Dr. Iliana Neumann, Family Health Center, who has worked closely with the Hispanic community as a doctor and also participates in community outreach, said communities of color have been hit the hardest.
“Latinos were the most heavily affected, especially here in Waco with both deaths and illness from coronavirus,” Neumann said. “I think part of that is due to some of the jobs that many of us work in retail, restaurants, and personal care, and those things put us more at risk. We also carry a heavier burden with diabetes, hypertension, obesity so we are a population that is very community facing and we tend to enjoy spending time with family and friends and all of that increases the chances of getting sick.”
Of the 456 deaths due to COVID-19 since the pandemic began in March 2020, 23 percent have been Hispanic, 59 percent white, 13 percent Black and the remaining percentage other or of unknown race.
Providing information is the only way to increase vaccine rates among populations of color.
“We are all aware that there is a lot of misinformation in social media,” Neumann said. “People have heard that the vaccine can make them infertile, it can make them sick, that it can alter your DNA ... all of the myths are not true. But all that makes them more hesitant to take the vaccine.”
In order to debunk those myths, the city has turned to social media, blogs, newsletters, meetings, spots on Spanish radio stations including La Ley and even partnerships with Telemundo to provide accurate information.
“It’s much harder to get information to the right people,” Neumann said. “It is mostly getting to community leaders but it is not necessarily always getting into the neighborhoods that we want to and into their hands.”

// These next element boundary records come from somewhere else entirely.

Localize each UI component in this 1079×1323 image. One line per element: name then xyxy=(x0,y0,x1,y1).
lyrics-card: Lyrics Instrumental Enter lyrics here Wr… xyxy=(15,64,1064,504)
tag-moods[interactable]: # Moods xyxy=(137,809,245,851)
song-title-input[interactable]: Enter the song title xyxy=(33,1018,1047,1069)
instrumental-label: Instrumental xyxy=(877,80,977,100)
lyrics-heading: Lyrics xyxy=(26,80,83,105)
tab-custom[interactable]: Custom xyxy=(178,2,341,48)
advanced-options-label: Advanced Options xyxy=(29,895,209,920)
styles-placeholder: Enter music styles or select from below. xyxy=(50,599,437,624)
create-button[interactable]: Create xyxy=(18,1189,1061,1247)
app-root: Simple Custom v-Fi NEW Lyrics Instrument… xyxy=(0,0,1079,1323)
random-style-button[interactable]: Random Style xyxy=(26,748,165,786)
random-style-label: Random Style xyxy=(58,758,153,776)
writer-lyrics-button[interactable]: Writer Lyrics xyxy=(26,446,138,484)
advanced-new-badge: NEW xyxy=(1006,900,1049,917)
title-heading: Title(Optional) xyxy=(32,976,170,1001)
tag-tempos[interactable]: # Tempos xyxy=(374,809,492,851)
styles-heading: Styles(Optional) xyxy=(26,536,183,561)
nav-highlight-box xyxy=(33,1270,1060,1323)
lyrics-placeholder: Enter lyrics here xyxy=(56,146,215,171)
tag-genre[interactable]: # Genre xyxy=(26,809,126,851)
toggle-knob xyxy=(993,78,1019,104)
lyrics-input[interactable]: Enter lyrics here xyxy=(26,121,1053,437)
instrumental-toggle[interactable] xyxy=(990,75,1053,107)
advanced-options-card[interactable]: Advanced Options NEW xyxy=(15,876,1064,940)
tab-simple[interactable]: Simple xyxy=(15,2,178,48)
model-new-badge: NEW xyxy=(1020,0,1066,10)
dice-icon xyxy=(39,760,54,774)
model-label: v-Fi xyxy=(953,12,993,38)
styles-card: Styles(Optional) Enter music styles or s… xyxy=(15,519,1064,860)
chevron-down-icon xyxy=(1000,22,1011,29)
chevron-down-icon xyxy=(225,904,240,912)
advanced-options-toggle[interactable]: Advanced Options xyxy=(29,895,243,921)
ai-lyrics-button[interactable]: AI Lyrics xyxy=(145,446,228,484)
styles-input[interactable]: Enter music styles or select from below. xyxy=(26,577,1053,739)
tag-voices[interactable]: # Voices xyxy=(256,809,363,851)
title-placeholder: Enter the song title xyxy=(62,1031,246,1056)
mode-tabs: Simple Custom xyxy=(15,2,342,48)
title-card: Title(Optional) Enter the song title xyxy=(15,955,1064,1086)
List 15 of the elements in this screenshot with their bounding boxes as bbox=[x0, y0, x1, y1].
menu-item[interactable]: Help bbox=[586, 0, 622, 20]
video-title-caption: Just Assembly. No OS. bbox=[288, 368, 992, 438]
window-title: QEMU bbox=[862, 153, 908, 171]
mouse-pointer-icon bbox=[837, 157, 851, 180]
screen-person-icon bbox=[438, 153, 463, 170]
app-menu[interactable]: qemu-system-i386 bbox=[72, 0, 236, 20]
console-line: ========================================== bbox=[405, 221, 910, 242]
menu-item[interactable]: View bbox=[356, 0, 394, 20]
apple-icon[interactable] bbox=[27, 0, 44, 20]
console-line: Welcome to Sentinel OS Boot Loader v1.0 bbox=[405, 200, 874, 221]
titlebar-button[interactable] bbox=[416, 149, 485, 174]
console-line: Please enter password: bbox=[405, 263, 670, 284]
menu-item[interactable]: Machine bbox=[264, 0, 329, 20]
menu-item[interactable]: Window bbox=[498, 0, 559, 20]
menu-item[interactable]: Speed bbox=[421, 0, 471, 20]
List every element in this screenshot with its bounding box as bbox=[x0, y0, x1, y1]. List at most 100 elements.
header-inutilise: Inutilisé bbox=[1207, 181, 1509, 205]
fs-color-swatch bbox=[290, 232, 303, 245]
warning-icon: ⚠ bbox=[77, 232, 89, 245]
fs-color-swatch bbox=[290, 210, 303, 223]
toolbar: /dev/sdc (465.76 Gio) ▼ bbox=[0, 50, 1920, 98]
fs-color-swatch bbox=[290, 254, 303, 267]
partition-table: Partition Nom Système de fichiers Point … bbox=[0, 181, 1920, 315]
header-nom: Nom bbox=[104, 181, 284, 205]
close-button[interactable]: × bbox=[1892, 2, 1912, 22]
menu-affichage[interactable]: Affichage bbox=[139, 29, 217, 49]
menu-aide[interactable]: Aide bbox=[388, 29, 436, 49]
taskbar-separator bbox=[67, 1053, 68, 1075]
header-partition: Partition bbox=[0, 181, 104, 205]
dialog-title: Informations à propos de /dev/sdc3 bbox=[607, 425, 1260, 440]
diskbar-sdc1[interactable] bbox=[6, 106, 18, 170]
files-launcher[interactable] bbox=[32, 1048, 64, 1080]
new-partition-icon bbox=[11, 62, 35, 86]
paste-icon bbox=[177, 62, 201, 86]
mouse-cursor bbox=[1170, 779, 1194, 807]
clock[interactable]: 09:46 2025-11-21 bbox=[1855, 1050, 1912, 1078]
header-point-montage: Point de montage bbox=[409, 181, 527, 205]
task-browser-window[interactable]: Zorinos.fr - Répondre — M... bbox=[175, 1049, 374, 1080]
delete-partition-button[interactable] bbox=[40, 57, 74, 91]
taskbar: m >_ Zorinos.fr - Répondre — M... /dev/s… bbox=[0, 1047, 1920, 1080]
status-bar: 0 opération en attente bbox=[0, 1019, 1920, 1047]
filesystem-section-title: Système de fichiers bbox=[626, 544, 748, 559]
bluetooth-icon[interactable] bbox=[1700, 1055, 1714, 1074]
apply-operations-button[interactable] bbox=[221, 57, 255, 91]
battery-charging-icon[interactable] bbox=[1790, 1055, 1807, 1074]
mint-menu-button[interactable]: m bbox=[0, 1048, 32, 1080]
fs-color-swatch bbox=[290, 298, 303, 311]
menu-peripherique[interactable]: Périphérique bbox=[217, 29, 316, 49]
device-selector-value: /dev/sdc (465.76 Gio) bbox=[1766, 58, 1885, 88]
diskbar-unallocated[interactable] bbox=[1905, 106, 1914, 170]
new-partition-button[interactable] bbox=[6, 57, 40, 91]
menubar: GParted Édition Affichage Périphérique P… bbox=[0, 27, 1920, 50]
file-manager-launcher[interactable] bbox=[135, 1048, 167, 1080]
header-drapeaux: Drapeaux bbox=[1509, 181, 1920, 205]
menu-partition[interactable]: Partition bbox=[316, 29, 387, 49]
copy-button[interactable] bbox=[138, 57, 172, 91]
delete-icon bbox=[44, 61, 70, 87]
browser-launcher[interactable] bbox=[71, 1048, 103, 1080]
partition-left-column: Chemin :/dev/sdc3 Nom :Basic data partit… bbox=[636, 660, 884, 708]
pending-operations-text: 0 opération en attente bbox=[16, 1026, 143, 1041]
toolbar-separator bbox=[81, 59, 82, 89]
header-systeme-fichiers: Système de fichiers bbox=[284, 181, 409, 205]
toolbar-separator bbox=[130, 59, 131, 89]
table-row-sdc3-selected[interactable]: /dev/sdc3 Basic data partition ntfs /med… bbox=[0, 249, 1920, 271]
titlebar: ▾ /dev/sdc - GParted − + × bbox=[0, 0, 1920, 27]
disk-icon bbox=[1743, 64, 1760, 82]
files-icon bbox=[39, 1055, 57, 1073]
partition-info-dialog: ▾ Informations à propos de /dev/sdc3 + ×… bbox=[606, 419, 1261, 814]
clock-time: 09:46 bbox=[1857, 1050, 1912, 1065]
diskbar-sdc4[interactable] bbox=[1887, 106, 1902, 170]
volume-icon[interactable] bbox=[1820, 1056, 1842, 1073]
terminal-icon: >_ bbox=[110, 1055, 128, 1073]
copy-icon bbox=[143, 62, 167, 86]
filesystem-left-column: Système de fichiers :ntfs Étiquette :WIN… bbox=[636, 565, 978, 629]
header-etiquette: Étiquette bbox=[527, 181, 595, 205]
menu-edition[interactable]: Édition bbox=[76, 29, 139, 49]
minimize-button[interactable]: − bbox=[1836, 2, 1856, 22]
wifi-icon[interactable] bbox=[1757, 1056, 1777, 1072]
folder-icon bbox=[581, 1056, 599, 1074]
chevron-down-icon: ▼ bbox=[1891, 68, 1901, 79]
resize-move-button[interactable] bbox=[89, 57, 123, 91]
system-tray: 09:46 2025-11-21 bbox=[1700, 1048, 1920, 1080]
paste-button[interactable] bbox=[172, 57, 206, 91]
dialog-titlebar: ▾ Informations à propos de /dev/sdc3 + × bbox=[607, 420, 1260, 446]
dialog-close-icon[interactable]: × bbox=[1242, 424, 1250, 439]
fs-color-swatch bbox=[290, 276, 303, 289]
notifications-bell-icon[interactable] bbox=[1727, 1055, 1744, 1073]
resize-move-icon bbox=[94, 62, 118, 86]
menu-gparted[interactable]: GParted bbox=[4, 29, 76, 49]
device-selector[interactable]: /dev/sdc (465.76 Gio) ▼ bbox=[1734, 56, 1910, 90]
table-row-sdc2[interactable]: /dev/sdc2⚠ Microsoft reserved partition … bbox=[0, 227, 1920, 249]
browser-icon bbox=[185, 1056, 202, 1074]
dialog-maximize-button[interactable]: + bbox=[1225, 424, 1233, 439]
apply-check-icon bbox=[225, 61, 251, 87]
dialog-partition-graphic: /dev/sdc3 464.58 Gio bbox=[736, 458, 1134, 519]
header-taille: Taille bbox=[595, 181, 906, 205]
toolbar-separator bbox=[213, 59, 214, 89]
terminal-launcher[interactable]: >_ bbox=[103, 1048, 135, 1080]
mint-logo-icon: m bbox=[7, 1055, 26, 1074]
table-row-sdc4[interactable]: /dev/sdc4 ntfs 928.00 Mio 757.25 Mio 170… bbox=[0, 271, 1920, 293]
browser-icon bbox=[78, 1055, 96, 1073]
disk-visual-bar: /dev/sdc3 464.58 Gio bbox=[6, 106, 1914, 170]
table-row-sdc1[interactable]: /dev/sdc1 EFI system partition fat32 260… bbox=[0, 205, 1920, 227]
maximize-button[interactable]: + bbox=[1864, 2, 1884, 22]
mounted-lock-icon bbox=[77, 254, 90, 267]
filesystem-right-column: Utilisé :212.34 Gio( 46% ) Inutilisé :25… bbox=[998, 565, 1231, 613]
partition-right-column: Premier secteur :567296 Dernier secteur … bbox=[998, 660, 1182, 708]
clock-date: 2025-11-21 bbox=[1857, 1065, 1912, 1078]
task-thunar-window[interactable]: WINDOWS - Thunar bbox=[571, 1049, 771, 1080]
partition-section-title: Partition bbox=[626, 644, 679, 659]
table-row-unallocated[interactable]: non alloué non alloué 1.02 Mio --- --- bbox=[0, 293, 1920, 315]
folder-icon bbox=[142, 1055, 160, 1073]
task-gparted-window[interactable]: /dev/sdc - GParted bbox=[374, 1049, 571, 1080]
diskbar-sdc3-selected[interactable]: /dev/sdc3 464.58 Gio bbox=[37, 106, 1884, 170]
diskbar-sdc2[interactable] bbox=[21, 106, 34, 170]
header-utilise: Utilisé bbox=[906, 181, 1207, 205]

Neumann said they are currently working with the Latino community to set up a community ambassador program which would have a person who is embedded into a community be a trusted liaison for conveying information. The program is currently recruiting and hoping to be up and running soon.
“The sooner we can do it, the better,” Neumann said.
Craine said a big focus of the public health district is to also continue to build partnerships and relationships with leaders of the faith community as they are seen as trusted sources for many in the Hispanic community.
Pastor Marcial Samaniego, Spanish pastor at Antioch Community Church, who serves a congregation of roughly 120 members, said the city has done a great job seeking help from faith leaders.
“We love our people, we love our community and if we are able to provide help or assistance we definitely need to be able to do that,” Samaniego said, adding he directs anyone with questions to organizations or county resources that would be able to assist them from the information that the city provides him.
Samaniego also suggests those who need more information or have questions to seek out their doctors, a message echoed by both Craine and Neumann.
“Go to your doctor and ask them questions. They are your best source for information. Don’t ask your neighbor or your cousin because who knows where they are getting their information,” Neumann said.
“Get good information and pass it on.”